Que nada podia o governo imperial ceder; que seria manchar o manto imperial e que ao Barão de Caxias haviam autorizado para, por mais três meses, conceder a anistia e que não sabiam como grupos dispersos de rebeldes inda pretendessem do governo tanto quanto era a indiferença com que olhavam sua clemência e que, finalmente, dariam algumas instruções mais ao barão, que em muito pouco mais assentisse, depois porém que os rebeldes depusessem as armas...".
(o grifo é nosso)

Mais adiante, Antonio disse: "Do estrangeiro aprenderam só o mau, esquecendo o bom. O luxo que ostentam os empregados públicos não pode manter-se com seus ordenados, inda que duplicados fossem".

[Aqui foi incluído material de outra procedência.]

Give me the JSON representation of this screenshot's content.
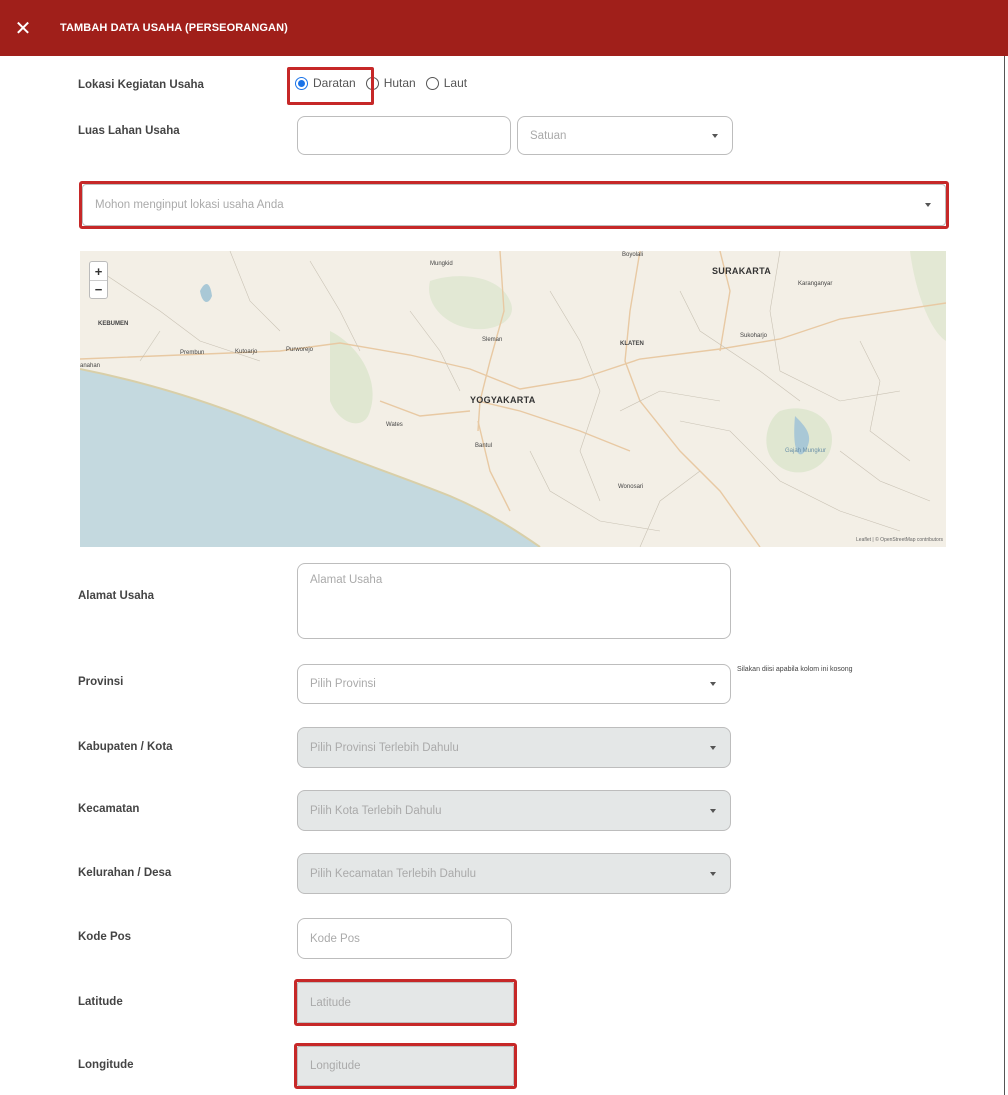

Em 18 de Dezembro, Vicente da Fontoura registrou:
"Queria o Cavalcante, ministro da Marinha, que eu ficasse aqui preso e isto só porque o bati calorosamente na conferência que tivemos ontem à noite, com todos os ministros. Com tais gentes, feita está a reação do absolutismo. Oh Liberdade! Quantos algozes!
Amanhã devemos embarcar no vapor Paranapitanga, de força de 60 cavalos, visto que o Gambá embirrou em não querer que voltemos no vapor em que viemos que é de força de 120 cavalos, de muito melhores cômodos e de mais segurança para atravessar o Oceano, pois no Paranapitanga, com qualquer vento teremos de arribar, tornando mais longa a viagem que se quer fazer com rapidez".

"Rio de Janeiro, 19 de Dezembro de 1844. Depois de termos hoje pelas 4 da tarde embarcado, voltamos à cidade porque o comandante, em razão do vento contrário, só amanhã é que pretende sair. Voltaremos para bordo antes de amanhecer".

21 de Dezembro de 1844.
"A bordo do vapor Paranapitanga , em frente à Vila Bela da Imperatriz, em S. Sebastião. São 4 horas da tarde e acabamos de fundear e, como o vento está forte, temos que esperar que abrande porque o comandante, além de sua família, traz mais de passagem outra que, além dos maus cômodos do barco, veio mais para flagelar-nos com uma récua de filhos malcriados, uma mãe desmazeladíssima.
Há pouco veio um velho com a sua canoinha vender-nos uvas, são boas e grandes, e já quando passamos comi pêssegos em Santa Catarina".

24 de Dezembro "Cidade do Desterro, em Santa Catarina. Mais uma arribada, não só por causa do vento, como para meter carvão porque já era pouco. Amanhã prosseguiremos nossa derrota5".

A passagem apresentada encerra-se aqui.